Quién no tiene algún secreto? ¿Qué persona o grupo no guarda celosamente, escondido hasta de sí mismo, este o aquel capítulo menos presentable de sus vidas? La pedagogía de la democracia incluye ir rompiendo la opacidad de la vida pública pero hay que recordar tres o cuatro obviedades para que la gente no se enfade demasiado con las cosas que pasan y sepa como reaccionar. La primera obviedad es que el poder, todos los poderes, aspiran, por una parte, a definir la realidad sobre la que actúan y, en segundo lugar, a controlar la información sobre si mismos. Nos pasamos la vida escuchando versiones autorizadas y echando de menos contraste, autocrítica de los distintos poderes que nos controlan. La lealtad grupal, según ellos, incluye el no disentir, por lo menos en público, y en la mayoría de los grupos hay una ley del silencio, una omertá explícita o implícita que tiene todas las versiones, desde los juramentos mafiosos a la discreción burocrática.

El secreto forma parte de la estrategia empresarial incluso con versiones dolosas que van desde quitarle los clientes o los empleados al competidor sin que se entere éste, a maquillar las declaraciones fiscales. Porque el secreto es una virtud consustancial a la organización. Como confesaba hace poco un viejo funcionario, sólo los discretos hacen carrera en las burocracias. Sin secretos no funcionan la Iglesia, ni los bancos, ni, por supuesto, los ejércitos. Precisamente los secretos que nos traen en vilo últimamente tienen bastante que ver con la solidaridad marcial.

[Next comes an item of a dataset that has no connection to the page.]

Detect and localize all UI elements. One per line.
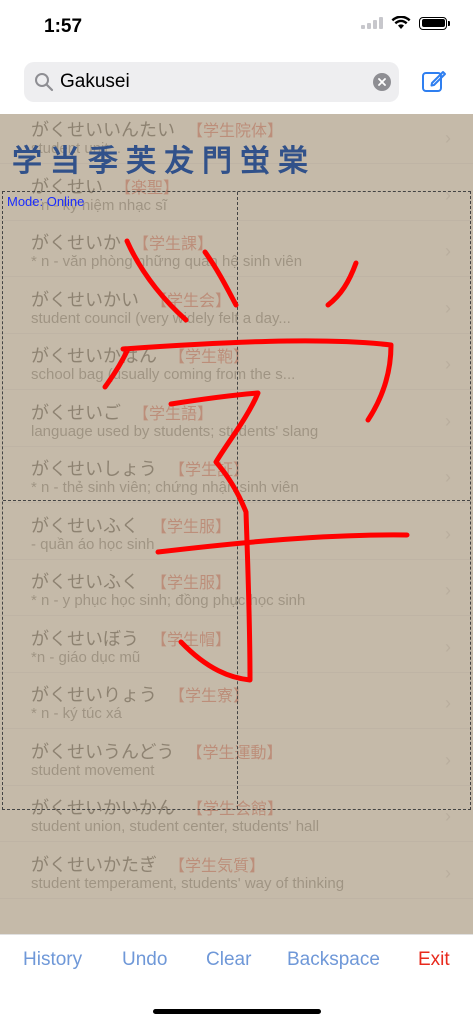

El arte de la guerra incluye el secreto y su antídoto, el espionaje. La colisión entre el interés militar y el informativo originó la regulación de la información política en la época de la guerra fría, cuando el Congreso de Estados Unidos creó la fórmula de la clasificación de la información que, en un principio, no fue sino una autorización para impedir que los secretos, primero los militares y luego los industriales, políticos conexos con ellos, cayeran en manos hostiles aprovechando la libertad de expresión del mundo libre. Esa regulación incluye la pérdida del carácter secreto de los documentos clasificados a partir de cierto tiempo y gracias a ello nos estamos enterando hoy de que funcionarios militares y civiles americanos usaron ese privilegio para ocultar acciones ilegales, violaciones de derechos humanos, incompetencias y errores de bulto y hasta cuestiones sin importancia que el interés o el capricho del clasificador tenía a bien hurtar del conocimiento público.

Con el declinar de las contiendas armadas se ha producido un clamor contra los secretos oficiales por considerarlos intrínsecamente contrarios a la democratización del poder político y, poco a poco, se va logrando que la opinión pública y, por supuesto, la inquisición judicial tengan acceso a las marrullerías de los políticos disfrazadas de secretos patrióticos. La última regulación de la información policiaca del espacio europeo incluye mecanismos de control democrático, algo que no parece gustarle a la Guardia Civil española que, de momento, no quiere compartir sus archivos con los centrales, lo cual le priva, naturalmente, de acceso a ellos. Y es que el poder, incluso el poder democrático, tiende a la opacidad por la sencilla razón de que gobernar sin controles y sin exposición a la información, es mucho más cómodo, a la vez que menos arriesgado personalmente.

Las nuevas técnicas de comunicación audiovisual favorecen el acceso a la información pero también su mejor control y muchos diálogos de poder se producen hoy sin dejar rastro escrito. Incluso persiste ese morbo psicológico consistente en compartir cosas que la gente común no sabe y hay quien sostiene que uno no entra realmente en los circuitos del poder hasta que no comparte secretos con la gente verdaderamente importante que lo son precisamente por ello.